Why Education Isn't a Key Factor in Decision Making

What population of educated people are making poor decisions? The answer? Most of them.

The anti-vaccination community boasts that its level of education proves it is making rational decisions. That claim is solid. Solidly wrong.

We all make poor decisions but I am wondering why mothers who refuse to vaccinate their children make decisions like high school students.

I asked my students why our H1N1 vaccination rate was so low. We talked about the flu. We talked about spreading it. We talked about mortality and chances of side effects. We talked about spreading it to elderly relatives and younger siblings. What key piece of information did I miss?

After thinking about it, one of my students volunteered what he thought should have been obvious to me. Staying home sick is a plus, not a negative. He has utmost faith in his doctor to cure whatever comes. The rest of the class nodded and looked at me like I was dense (which I am) and I realized once more they are not living in my head.

When a person's heuristic fails, he or she may not realize it. Education can't help when you don't have adequate information and don't realize it. If a decision is "good enough" to give comfort, it's the one you keep.

Looking at each step in the decision and objective measures of confidence is the only real way to do it. Sometimes this takes too long which is why we satisfice. But there is no excuse when there is ample time and ample good quality advice available.

So why, in the face of advice to the contrary do people hold tight to decisions that are poor?

The controversy surrounding climate change may provide some insight into why people deliberately ignore evidence. Better yet, let me recount a sales technique that is useful to persuade people to make decisions they will hold despite evidence to the contrary.

Probing for social attitudes in a friendly manner that has nothing to do with the goal, you find a common enemy. Then all you have to do is connect the common enemy to the decision. Finally provide a way to take advantage of or injure the common enemy by persuading the person you wish to manipulate that what you want them to to is smart, cool, or acceptable.
Everybody knows that big insurance companies are out to screw you right? You have paid unreasonable premiums to them for many years, right?
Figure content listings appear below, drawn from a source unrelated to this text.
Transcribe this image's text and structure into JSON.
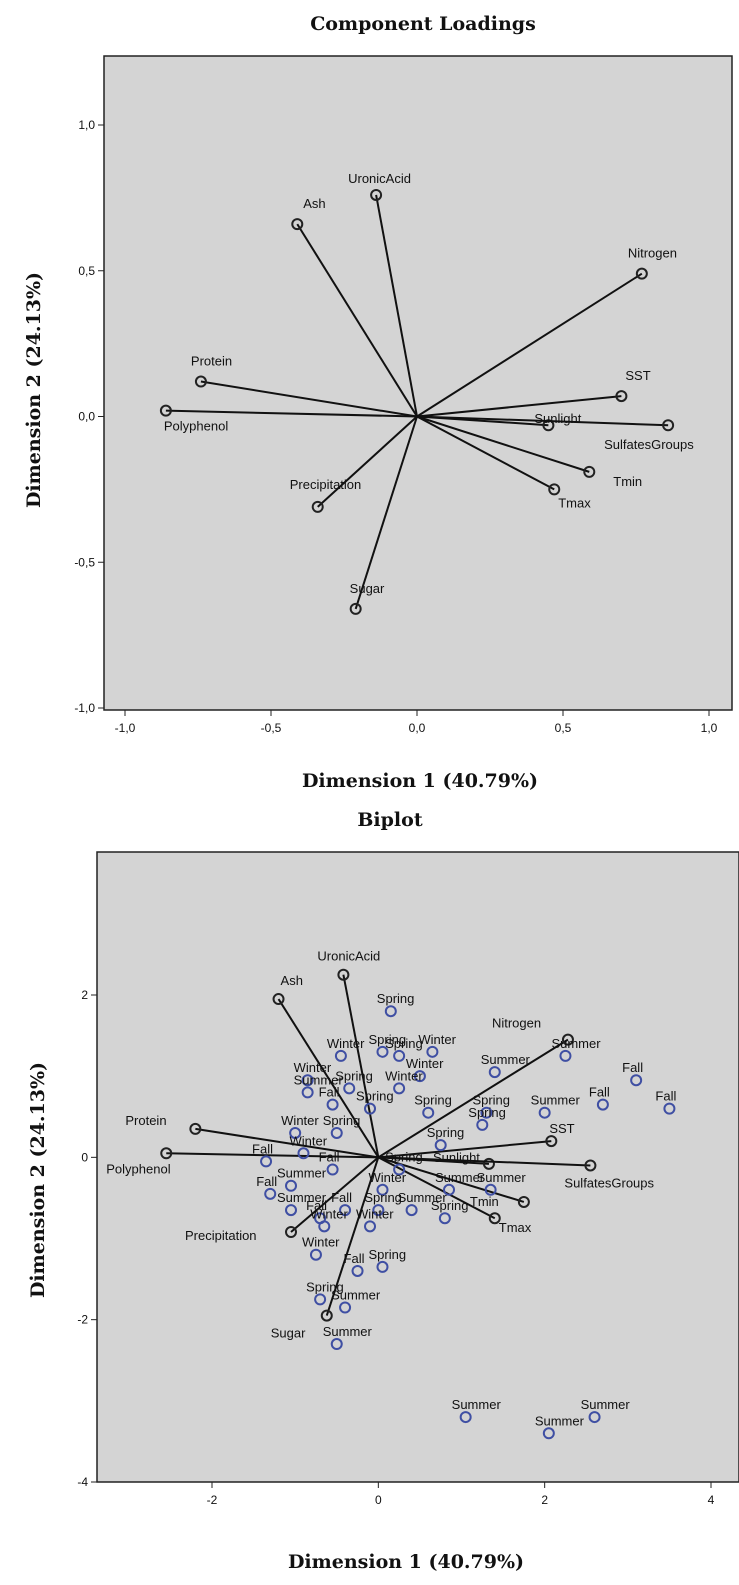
{
  "chart_data": [
    {
      "type": "scatter",
      "title": "Component Loadings",
      "xlabel": "Dimension 1 (40.79%)",
      "ylabel": "Dimension 2 (24.13%)",
      "xlim": [
        -1.1,
        1.05
      ],
      "ylim": [
        -1.0,
        1.2
      ],
      "xticks": [
        "-1,0",
        "-0,5",
        "0,0",
        "0,5",
        "1,0"
      ],
      "yticks": [
        "1,0",
        "0,5",
        "0,0",
        "-0,5",
        "-1,0"
      ],
      "background": "#d4d4d4",
      "vectors": [
        {
          "label": "UronicAcid",
          "x": -0.14,
          "y": 0.76
        },
        {
          "label": "Ash",
          "x": -0.41,
          "y": 0.66
        },
        {
          "label": "Nitrogen",
          "x": 0.77,
          "y": 0.49
        },
        {
          "label": "Protein",
          "x": -0.74,
          "y": 0.12
        },
        {
          "label": "Polyphenol",
          "x": -0.86,
          "y": 0.02
        },
        {
          "label": "SST",
          "x": 0.7,
          "y": 0.07
        },
        {
          "label": "Sunlight",
          "x": 0.45,
          "y": -0.03
        },
        {
          "label": "SulfatesGroups",
          "x": 0.86,
          "y": -0.03
        },
        {
          "label": "Tmin",
          "x": 0.59,
          "y": -0.19
        },
        {
          "label": "Tmax",
          "x": 0.47,
          "y": -0.25
        },
        {
          "label": "Precipitation",
          "x": -0.34,
          "y": -0.31
        },
        {
          "label": "Sugar",
          "x": -0.21,
          "y": -0.66
        }
      ]
    },
    {
      "type": "scatter",
      "title": "Biplot",
      "xlabel": "Dimension 1 (40.79%)",
      "ylabel": "Dimension 2 (24.13%)",
      "xlim": [
        -3.3,
        4.2
      ],
      "ylim": [
        -4,
        3.3
      ],
      "xticks": [
        "-2",
        "0",
        "2",
        "4"
      ],
      "yticks": [
        "2",
        "0",
        "-2",
        "-4"
      ],
      "background": "#d4d4d4",
      "point_color": "#3f4fa3",
      "vectors": [
        {
          "label": "UronicAcid",
          "x": -0.42,
          "y": 2.25
        },
        {
          "label": "Ash",
          "x": -1.2,
          "y": 1.95
        },
        {
          "label": "Nitrogen",
          "x": 2.28,
          "y": 1.45
        },
        {
          "label": "Protein",
          "x": -2.2,
          "y": 0.35
        },
        {
          "label": "Polyphenol",
          "x": -2.55,
          "y": 0.05
        },
        {
          "label": "SST",
          "x": 2.08,
          "y": 0.2
        },
        {
          "label": "Sunlight",
          "x": 1.33,
          "y": -0.08
        },
        {
          "label": "SulfatesGroups",
          "x": 2.55,
          "y": -0.1
        },
        {
          "label": "Tmin",
          "x": 1.75,
          "y": -0.55
        },
        {
          "label": "Tmax",
          "x": 1.4,
          "y": -0.75
        },
        {
          "label": "Precipitation",
          "x": -1.05,
          "y": -0.92
        },
        {
          "label": "Sugar",
          "x": -0.62,
          "y": -1.95
        }
      ],
      "observations": [
        {
          "label": "Spring",
          "x": 0.15,
          "y": 1.8
        },
        {
          "label": "Spring",
          "x": 0.05,
          "y": 1.3
        },
        {
          "label": "Spring",
          "x": 0.25,
          "y": 1.25
        },
        {
          "label": "Winter",
          "x": -0.45,
          "y": 1.25
        },
        {
          "label": "Winter",
          "x": 0.65,
          "y": 1.3
        },
        {
          "label": "Winter",
          "x": 0.5,
          "y": 1.0
        },
        {
          "label": "Winter",
          "x": -0.85,
          "y": 0.95
        },
        {
          "label": "Spring",
          "x": -0.35,
          "y": 0.85
        },
        {
          "label": "Winter",
          "x": 0.25,
          "y": 0.85
        },
        {
          "label": "Summer",
          "x": 1.4,
          "y": 1.05
        },
        {
          "label": "Summer",
          "x": -0.85,
          "y": 0.8
        },
        {
          "label": "Fall",
          "x": -0.55,
          "y": 0.65
        },
        {
          "label": "Spring",
          "x": 0.6,
          "y": 0.55
        },
        {
          "label": "Spring",
          "x": 1.3,
          "y": 0.55
        },
        {
          "label": "Spring",
          "x": 1.25,
          "y": 0.4
        },
        {
          "label": "Spring",
          "x": -0.1,
          "y": 0.6
        },
        {
          "label": "Summer",
          "x": 2.0,
          "y": 0.55
        },
        {
          "label": "Winter",
          "x": -1.0,
          "y": 0.3
        },
        {
          "label": "Spring",
          "x": -0.5,
          "y": 0.3
        },
        {
          "label": "Spring",
          "x": 0.75,
          "y": 0.15
        },
        {
          "label": "Winter",
          "x": -0.9,
          "y": 0.05
        },
        {
          "label": "Fall",
          "x": -1.35,
          "y": -0.05
        },
        {
          "label": "Fall",
          "x": -0.55,
          "y": -0.15
        },
        {
          "label": "Summer",
          "x": -1.05,
          "y": -0.35
        },
        {
          "label": "Fall",
          "x": -1.3,
          "y": -0.45
        },
        {
          "label": "Summer",
          "x": -1.05,
          "y": -0.65
        },
        {
          "label": "Fall",
          "x": -0.7,
          "y": -0.75
        },
        {
          "label": "Fall",
          "x": -0.4,
          "y": -0.65
        },
        {
          "label": "Spring",
          "x": 0.25,
          "y": -0.15
        },
        {
          "label": "Winter",
          "x": 0.05,
          "y": -0.4
        },
        {
          "label": "Summer",
          "x": 0.85,
          "y": -0.4
        },
        {
          "label": "Summer",
          "x": 1.35,
          "y": -0.4
        },
        {
          "label": "Spring",
          "x": 0.0,
          "y": -0.65
        },
        {
          "label": "Summer",
          "x": 0.4,
          "y": -0.65
        },
        {
          "label": "Spring",
          "x": 0.8,
          "y": -0.75
        },
        {
          "label": "Winter",
          "x": -0.65,
          "y": -0.85
        },
        {
          "label": "Winter",
          "x": -0.1,
          "y": -0.85
        },
        {
          "label": "Winter",
          "x": -0.75,
          "y": -1.2
        },
        {
          "label": "Fall",
          "x": -0.25,
          "y": -1.4
        },
        {
          "label": "Spring",
          "x": 0.05,
          "y": -1.35
        },
        {
          "label": "Spring",
          "x": -0.7,
          "y": -1.75
        },
        {
          "label": "Summer",
          "x": -0.4,
          "y": -1.85
        },
        {
          "label": "Summer",
          "x": 2.25,
          "y": 1.25
        },
        {
          "label": "Summer",
          "x": -0.5,
          "y": -2.3
        },
        {
          "label": "Fall",
          "x": 3.1,
          "y": 0.95
        },
        {
          "label": "Fall",
          "x": 2.7,
          "y": 0.65
        },
        {
          "label": "Fall",
          "x": 3.5,
          "y": 0.6
        },
        {
          "label": "Summer",
          "x": 1.05,
          "y": -3.2
        },
        {
          "label": "Summer",
          "x": 2.6,
          "y": -3.2
        },
        {
          "label": "Summer",
          "x": 2.05,
          "y": -3.4
        }
      ]
    }
  ]
}
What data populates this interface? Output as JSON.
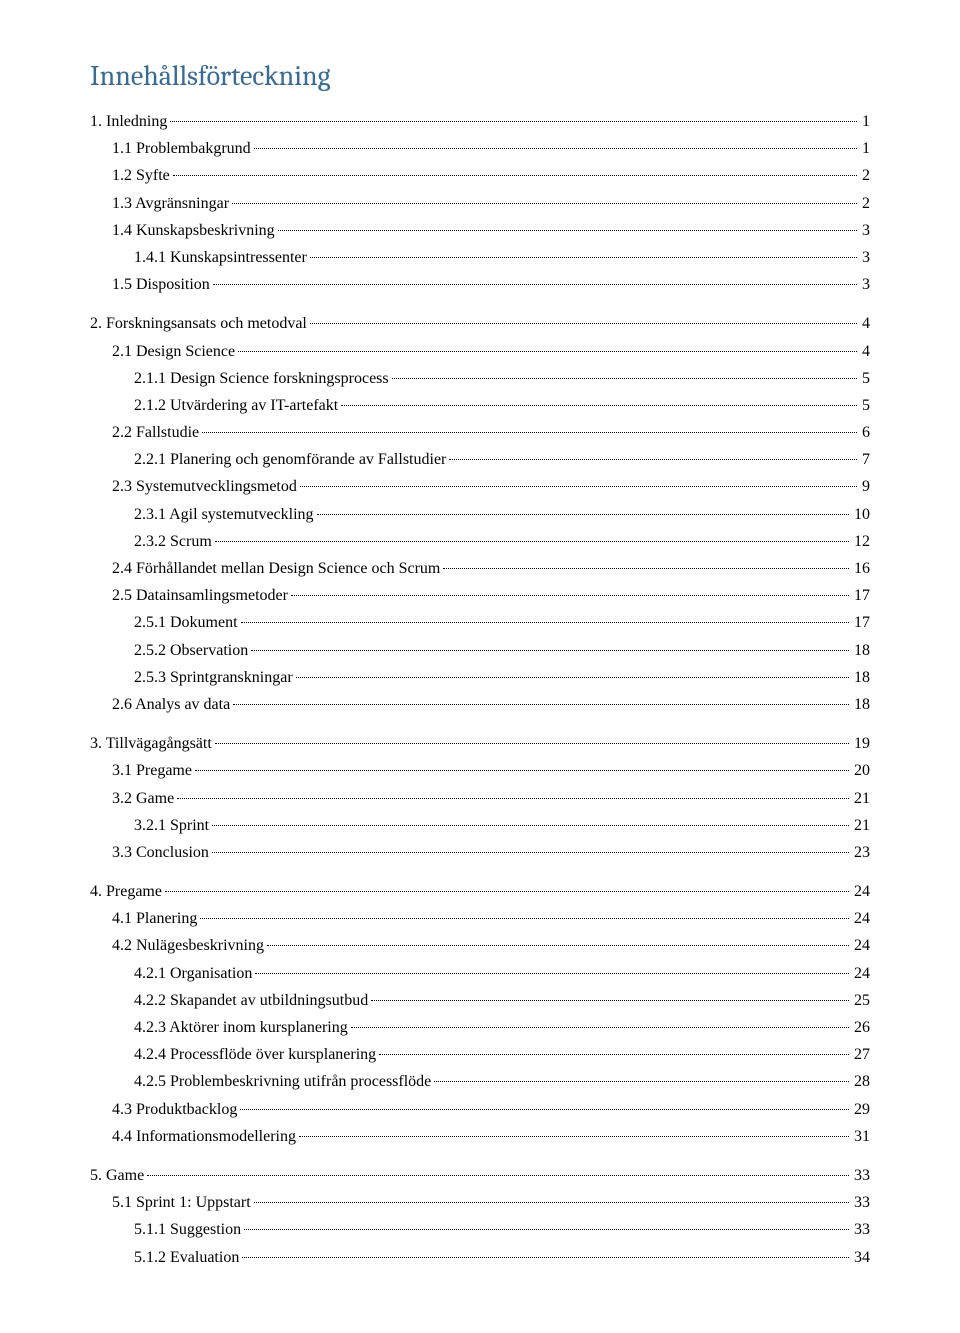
{
  "title": "Innehållsförteckning",
  "entries": [
    {
      "level": 0,
      "label": "1. Inledning",
      "page": "1"
    },
    {
      "level": 1,
      "label": "1.1 Problembakgrund",
      "page": "1"
    },
    {
      "level": 1,
      "label": "1.2 Syfte",
      "page": "2"
    },
    {
      "level": 1,
      "label": "1.3 Avgränsningar",
      "page": "2"
    },
    {
      "level": 1,
      "label": "1.4 Kunskapsbeskrivning",
      "page": "3"
    },
    {
      "level": 2,
      "label": "1.4.1 Kunskapsintressenter",
      "page": "3"
    },
    {
      "level": 1,
      "label": "1.5 Disposition",
      "page": "3"
    },
    {
      "level": 0,
      "label": "2. Forskningsansats och metodval",
      "page": "4"
    },
    {
      "level": 1,
      "label": "2.1 Design Science",
      "page": "4"
    },
    {
      "level": 2,
      "label": "2.1.1 Design Science forskningsprocess",
      "page": "5"
    },
    {
      "level": 2,
      "label": "2.1.2 Utvärdering av IT-artefakt",
      "page": "5"
    },
    {
      "level": 1,
      "label": "2.2 Fallstudie",
      "page": "6"
    },
    {
      "level": 2,
      "label": "2.2.1 Planering och genomförande av Fallstudier",
      "page": "7"
    },
    {
      "level": 1,
      "label": "2.3 Systemutvecklingsmetod",
      "page": "9"
    },
    {
      "level": 2,
      "label": "2.3.1 Agil systemutveckling",
      "page": "10"
    },
    {
      "level": 2,
      "label": "2.3.2 Scrum",
      "page": "12"
    },
    {
      "level": 1,
      "label": "2.4 Förhållandet mellan Design Science och Scrum",
      "page": "16"
    },
    {
      "level": 1,
      "label": "2.5 Datainsamlingsmetoder",
      "page": "17"
    },
    {
      "level": 2,
      "label": "2.5.1 Dokument",
      "page": "17"
    },
    {
      "level": 2,
      "label": "2.5.2 Observation",
      "page": "18"
    },
    {
      "level": 2,
      "label": "2.5.3 Sprintgranskningar",
      "page": "18"
    },
    {
      "level": 1,
      "label": "2.6 Analys av data",
      "page": "18"
    },
    {
      "level": 0,
      "label": "3. Tillvägagångsätt",
      "page": "19"
    },
    {
      "level": 1,
      "label": "3.1 Pregame",
      "page": "20"
    },
    {
      "level": 1,
      "label": "3.2 Game",
      "page": "21"
    },
    {
      "level": 2,
      "label": "3.2.1 Sprint",
      "page": "21"
    },
    {
      "level": 1,
      "label": "3.3 Conclusion",
      "page": "23"
    },
    {
      "level": 0,
      "label": "4. Pregame",
      "page": "24"
    },
    {
      "level": 1,
      "label": "4.1 Planering",
      "page": "24"
    },
    {
      "level": 1,
      "label": "4.2 Nulägesbeskrivning",
      "page": "24"
    },
    {
      "level": 2,
      "label": "4.2.1 Organisation",
      "page": "24"
    },
    {
      "level": 2,
      "label": "4.2.2 Skapandet av utbildningsutbud",
      "page": "25"
    },
    {
      "level": 2,
      "label": "4.2.3 Aktörer inom kursplanering",
      "page": "26"
    },
    {
      "level": 2,
      "label": "4.2.4 Processflöde över kursplanering",
      "page": "27"
    },
    {
      "level": 2,
      "label": "4.2.5 Problembeskrivning utifrån processflöde",
      "page": "28"
    },
    {
      "level": 1,
      "label": "4.3 Produktbacklog",
      "page": "29"
    },
    {
      "level": 1,
      "label": "4.4 Informationsmodellering",
      "page": "31"
    },
    {
      "level": 0,
      "label": "5. Game",
      "page": "33"
    },
    {
      "level": 1,
      "label": "5.1 Sprint 1: Uppstart",
      "page": "33"
    },
    {
      "level": 2,
      "label": "5.1.1 Suggestion",
      "page": "33"
    },
    {
      "level": 2,
      "label": "5.1.2 Evaluation",
      "page": "34"
    }
  ],
  "colors": {
    "title": "#3b6a92",
    "text": "#000000",
    "background": "#ffffff"
  },
  "fonts": {
    "title_family": "Cambria",
    "body_family": "Times New Roman",
    "title_size_pt": 21,
    "body_size_pt": 12
  }
}
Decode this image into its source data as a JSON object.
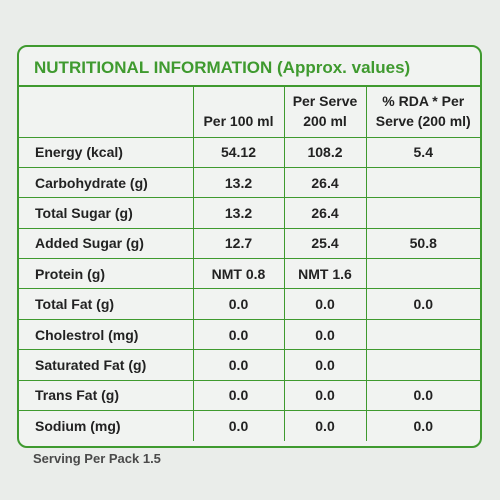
{
  "panel": {
    "title": "NUTRITIONAL INFORMATION (Approx. values)",
    "columns": [
      "",
      "Per 100 ml",
      "Per Serve 200 ml",
      "% RDA * Per Serve (200 ml)"
    ],
    "rows": [
      {
        "nutrient": "Energy (kcal)",
        "per100": "54.12",
        "perServe": "108.2",
        "rda": "5.4"
      },
      {
        "nutrient": "Carbohydrate (g)",
        "per100": "13.2",
        "perServe": "26.4",
        "rda": ""
      },
      {
        "nutrient": "Total Sugar (g)",
        "per100": "13.2",
        "perServe": "26.4",
        "rda": ""
      },
      {
        "nutrient": "Added Sugar (g)",
        "per100": "12.7",
        "perServe": "25.4",
        "rda": "50.8"
      },
      {
        "nutrient": "Protein (g)",
        "per100": "NMT 0.8",
        "perServe": "NMT 1.6",
        "rda": ""
      },
      {
        "nutrient": "Total Fat (g)",
        "per100": "0.0",
        "perServe": "0.0",
        "rda": "0.0"
      },
      {
        "nutrient": "Cholestrol (mg)",
        "per100": "0.0",
        "perServe": "0.0",
        "rda": ""
      },
      {
        "nutrient": "Saturated Fat (g)",
        "per100": "0.0",
        "perServe": "0.0",
        "rda": ""
      },
      {
        "nutrient": "Trans Fat (g)",
        "per100": "0.0",
        "perServe": "0.0",
        "rda": "0.0"
      },
      {
        "nutrient": "Sodium (mg)",
        "per100": "0.0",
        "perServe": "0.0",
        "rda": "0.0"
      }
    ]
  },
  "footer": {
    "serving_text": "Serving Per Pack 1.5"
  },
  "colors": {
    "accent": "#3f9a2f",
    "background": "#f1f3f1"
  }
}
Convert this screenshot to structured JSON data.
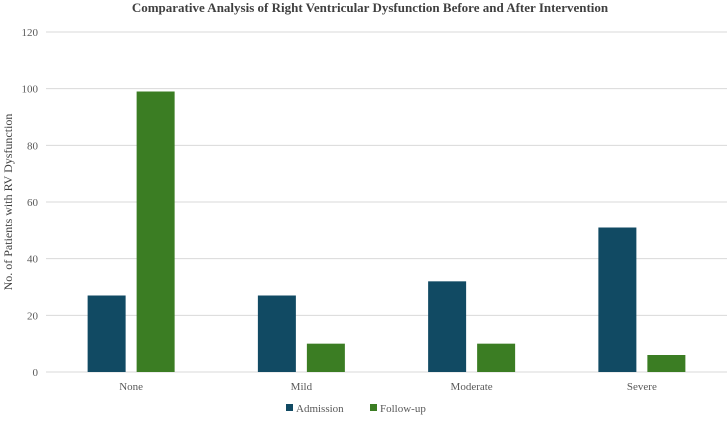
{
  "chart_data": {
    "type": "bar",
    "title": "Comparative Analysis of Right Ventricular Dysfunction Before and After Intervention",
    "xlabel": "",
    "ylabel": "No. of Patients with RV Dysfunction",
    "categories": [
      "None",
      "Mild",
      "Moderate",
      "Severe"
    ],
    "series": [
      {
        "name": "Admission",
        "values": [
          27,
          27,
          32,
          51
        ],
        "color": "#114a63"
      },
      {
        "name": "Follow-up",
        "values": [
          99,
          10,
          10,
          6
        ],
        "color": "#3b7d23"
      }
    ],
    "ylim": [
      0,
      120
    ],
    "yticks": [
      0,
      20,
      40,
      60,
      80,
      100,
      120
    ],
    "grid": true,
    "legend": "bottom"
  }
}
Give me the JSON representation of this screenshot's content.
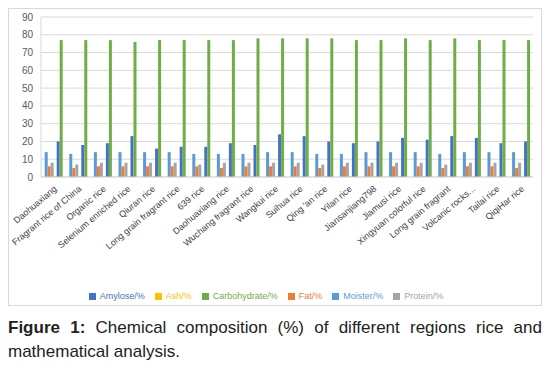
{
  "chart_data": {
    "type": "bar",
    "title": "Figure 1: Chemical composition (%) of different regions rice and mathematical analysis.",
    "categories": [
      "Daohuaxiang",
      "Fragrant rice of China",
      "Organic rice",
      "Selenium enriched rice",
      "Qiuran rice",
      "Long grain fragrant rice",
      "639 rice",
      "Daohuaxiang rice",
      "Wuchang fragrant rice",
      "Wangkui rice",
      "Suihua rice",
      "Qing 'an rice",
      "Yilan rice",
      "Jiansanjiang798",
      "Jiamusi rice",
      "Xingyuan colorful rice",
      "Long grain fragrant",
      "Volcanic rocks...",
      "Tailai rice",
      "QiqiHar rice"
    ],
    "series": [
      {
        "name": "Moister/%",
        "color": "#5b9bd5",
        "values": [
          14,
          13,
          14,
          14,
          14,
          14,
          13,
          13,
          13,
          14,
          14,
          13,
          13,
          14,
          14,
          14,
          13,
          14,
          14,
          14
        ]
      },
      {
        "name": "Fat/%",
        "color": "#ed7d31",
        "values": [
          6,
          5,
          6,
          6,
          6,
          6,
          6,
          5,
          6,
          6,
          6,
          5,
          6,
          6,
          6,
          6,
          5,
          6,
          6,
          5
        ]
      },
      {
        "name": "Protein/%",
        "color": "#a5a5a5",
        "values": [
          8,
          7,
          8,
          8,
          8,
          8,
          7,
          8,
          8,
          8,
          8,
          7,
          8,
          8,
          8,
          8,
          7,
          8,
          8,
          8
        ]
      },
      {
        "name": "Ash/%",
        "color": "#ffc000",
        "values": [
          0.5,
          0.5,
          0.5,
          0.5,
          0.5,
          0.5,
          0.5,
          0.5,
          0.5,
          0.5,
          0.5,
          0.5,
          0.5,
          0.5,
          0.5,
          0.5,
          0.5,
          0.5,
          0.5,
          0.5
        ]
      },
      {
        "name": "Amylose/%",
        "color": "#4472c4",
        "values": [
          20,
          18,
          19,
          23,
          16,
          17,
          17,
          19,
          18,
          24,
          23,
          20,
          19,
          20,
          22,
          21,
          23,
          22,
          19,
          20
        ]
      },
      {
        "name": "Carbohydrate/%",
        "color": "#70ad47",
        "values": [
          77,
          77,
          77,
          76,
          77,
          77,
          77,
          77,
          78,
          78,
          78,
          78,
          77,
          77,
          78,
          77,
          78,
          77,
          77,
          77
        ]
      }
    ],
    "ylim": [
      0,
      90
    ],
    "yticks": [
      0,
      10,
      20,
      30,
      40,
      50,
      60,
      70,
      80,
      90
    ],
    "grid": true,
    "legend": "bottom"
  }
}
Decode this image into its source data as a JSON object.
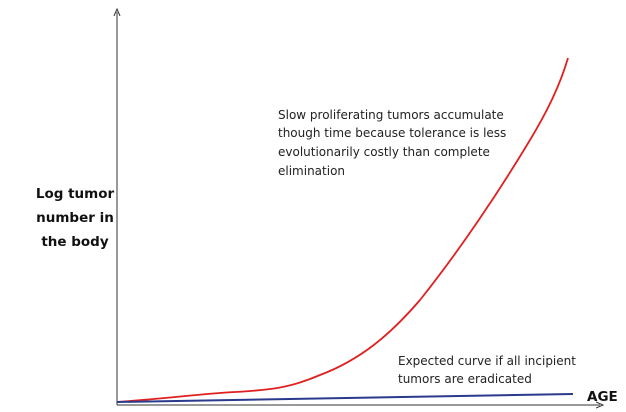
{
  "y_axis_label": [
    "Log tumor",
    "number in",
    "the body"
  ],
  "x_axis_label": "AGE",
  "annotations": [
    {
      "lines": [
        "Slow proliferating tumors accumulate",
        "though time because tolerance is less",
        "evolutionarily costly than complete",
        "elimination"
      ]
    },
    {
      "lines": [
        "Expected curve if all incipient",
        "tumors are eradicated"
      ]
    }
  ]
}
Then why not tell them your stolen computer was a Mac and not a lousy e-Machine?

When you talk to a climate sceptic, you will find they dislike Al Gore. It doesn't make any difference that Al Gore has nothing to do with the global warming community, you will find that he is strongly connected emotionally in the person's opinion. If you ask an anti-vaccination nutcase about pharmaceutical companies, you will find that they are one of the reasons vaccinations are bad. Because they make too much money.